Construction of St. Thomas’s first waste disposal Convenience Center is between 60 and 70 percent complete, the V.I. Waste Management Authority said Wednesday. The center, which is being built at the former site of the Mandahl collection bins near the Mahogany Run Gulf Course, is part of an effort to replace bin sites with a cleaner, more consolidated waste collection system.

Convenience Centers, according to VIWMA press material, are "facilities that provide one or more portable waste containers which are used for the collection solid waste for transport to a solid waste disposal site."

Mario Leonard, director of solid waste for the St. Thomas-St. John district, said that the VIWMA expects to eventually construct approximately four Convenience Centers on St. Croix, two on St. John, four or five on St. Thomas and one on Water Island. The average estimated costs of building the centers is approximately $1 million each depending on size and services offered, he said.

The first Convenience Center in the territory opened in Peter’s Rest on St. Croix in 2013. The others are in various planning or design stages.

Open Bins around the territory are expected to be slowly phased out, a process which has already begun.

Of the 26 disposal sites listed for St. Thomas on VIWMA’s website, 19 are currently in service. That number will rise to 20 when the Mandahl Convenience center is operational. Four disposal sites are currently in service on St. Croix and 25 are in service on St. John.

Leonard said that bins and carts are removed for various reasons including health and safety, as with carts removed from Commandant Gade on St. Thomas this month, environmental reasons, or at the request of property owners where they were initially sited without contracts.

All bins of six, eight and 20 yards, however, will eventually be removed from service, Leonard said, as the territory moves to a fee-based collection system. House to house collection will be expanded to serve most residents who previously utilized bin sites.
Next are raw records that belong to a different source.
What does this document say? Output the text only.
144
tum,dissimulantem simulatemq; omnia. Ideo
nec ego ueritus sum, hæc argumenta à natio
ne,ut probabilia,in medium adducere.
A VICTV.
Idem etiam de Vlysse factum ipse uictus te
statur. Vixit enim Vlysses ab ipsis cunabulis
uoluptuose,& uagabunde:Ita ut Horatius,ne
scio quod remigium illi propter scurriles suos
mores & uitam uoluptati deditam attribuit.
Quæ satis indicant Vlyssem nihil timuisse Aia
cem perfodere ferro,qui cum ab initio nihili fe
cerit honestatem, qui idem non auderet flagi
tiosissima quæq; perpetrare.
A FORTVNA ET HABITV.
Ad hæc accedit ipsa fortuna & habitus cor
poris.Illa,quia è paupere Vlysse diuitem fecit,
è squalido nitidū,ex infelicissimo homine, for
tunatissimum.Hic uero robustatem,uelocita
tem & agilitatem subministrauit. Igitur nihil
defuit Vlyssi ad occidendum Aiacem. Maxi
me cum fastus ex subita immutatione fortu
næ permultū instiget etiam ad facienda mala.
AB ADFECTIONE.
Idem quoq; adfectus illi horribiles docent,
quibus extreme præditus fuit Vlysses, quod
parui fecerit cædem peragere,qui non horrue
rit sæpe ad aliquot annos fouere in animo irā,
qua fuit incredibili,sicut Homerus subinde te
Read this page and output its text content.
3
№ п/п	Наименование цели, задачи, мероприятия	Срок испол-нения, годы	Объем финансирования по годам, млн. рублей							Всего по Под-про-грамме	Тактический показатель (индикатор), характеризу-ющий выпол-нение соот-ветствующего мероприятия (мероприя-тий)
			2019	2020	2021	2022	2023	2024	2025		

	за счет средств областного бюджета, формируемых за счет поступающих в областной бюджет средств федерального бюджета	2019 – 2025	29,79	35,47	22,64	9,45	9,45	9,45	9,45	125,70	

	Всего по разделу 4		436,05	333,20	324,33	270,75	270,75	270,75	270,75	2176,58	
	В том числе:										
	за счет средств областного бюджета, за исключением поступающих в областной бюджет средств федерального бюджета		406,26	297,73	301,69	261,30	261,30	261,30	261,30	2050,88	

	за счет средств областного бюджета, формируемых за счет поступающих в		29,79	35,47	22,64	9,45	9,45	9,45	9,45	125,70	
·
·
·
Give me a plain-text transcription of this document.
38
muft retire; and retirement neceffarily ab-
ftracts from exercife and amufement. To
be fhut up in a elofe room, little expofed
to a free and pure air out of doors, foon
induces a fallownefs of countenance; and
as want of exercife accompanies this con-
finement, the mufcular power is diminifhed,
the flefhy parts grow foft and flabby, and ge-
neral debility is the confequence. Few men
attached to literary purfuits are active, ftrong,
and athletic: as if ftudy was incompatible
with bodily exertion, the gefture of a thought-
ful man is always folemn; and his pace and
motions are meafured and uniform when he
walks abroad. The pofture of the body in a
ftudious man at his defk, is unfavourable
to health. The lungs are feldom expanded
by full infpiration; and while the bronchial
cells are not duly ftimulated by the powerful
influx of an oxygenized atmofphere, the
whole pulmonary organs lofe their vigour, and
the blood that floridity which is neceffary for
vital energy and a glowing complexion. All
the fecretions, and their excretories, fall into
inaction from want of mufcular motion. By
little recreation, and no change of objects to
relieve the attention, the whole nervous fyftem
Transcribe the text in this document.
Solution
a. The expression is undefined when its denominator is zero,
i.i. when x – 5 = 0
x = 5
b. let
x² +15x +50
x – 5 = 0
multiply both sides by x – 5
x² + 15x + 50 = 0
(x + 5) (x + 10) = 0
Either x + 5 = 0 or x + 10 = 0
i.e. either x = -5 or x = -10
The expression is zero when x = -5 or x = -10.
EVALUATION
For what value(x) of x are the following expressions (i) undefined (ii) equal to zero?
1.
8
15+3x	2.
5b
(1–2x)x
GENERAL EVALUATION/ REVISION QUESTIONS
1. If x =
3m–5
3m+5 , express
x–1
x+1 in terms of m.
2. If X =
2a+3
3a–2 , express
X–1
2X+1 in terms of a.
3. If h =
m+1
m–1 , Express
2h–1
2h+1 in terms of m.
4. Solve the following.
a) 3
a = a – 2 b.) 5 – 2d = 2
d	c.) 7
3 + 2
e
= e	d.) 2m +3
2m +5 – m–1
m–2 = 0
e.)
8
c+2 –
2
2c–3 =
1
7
"A variety of vehicle types will be employed to traverse the steep slopes, narrow roads and stair streets in areas like Garden Street," Leonard said, referring to a difficult road on St. Thomas.

The VIWMA is attempting to address requirements mandated by federal consent decrees by developing infrastructure for recycling and waste-energy programs, said Leonard, but funding is currently a problem.

"Significantly more resources are needed than what is currently being spent, at least in the near term," he said.

Margaritaville Resort has committed to donate a half-acre site for a Convenience Center in Smith Bay. Funding for construction, however, is still to be identified.

The VIWMA said it is currently working with the Smith Bay community to identify a temporary site to replace bins that were closed near the entrance to Margaritaville on June 19, Leonard said. In the meantime, residents will have to utilize bin sites at Nazareth or other locations.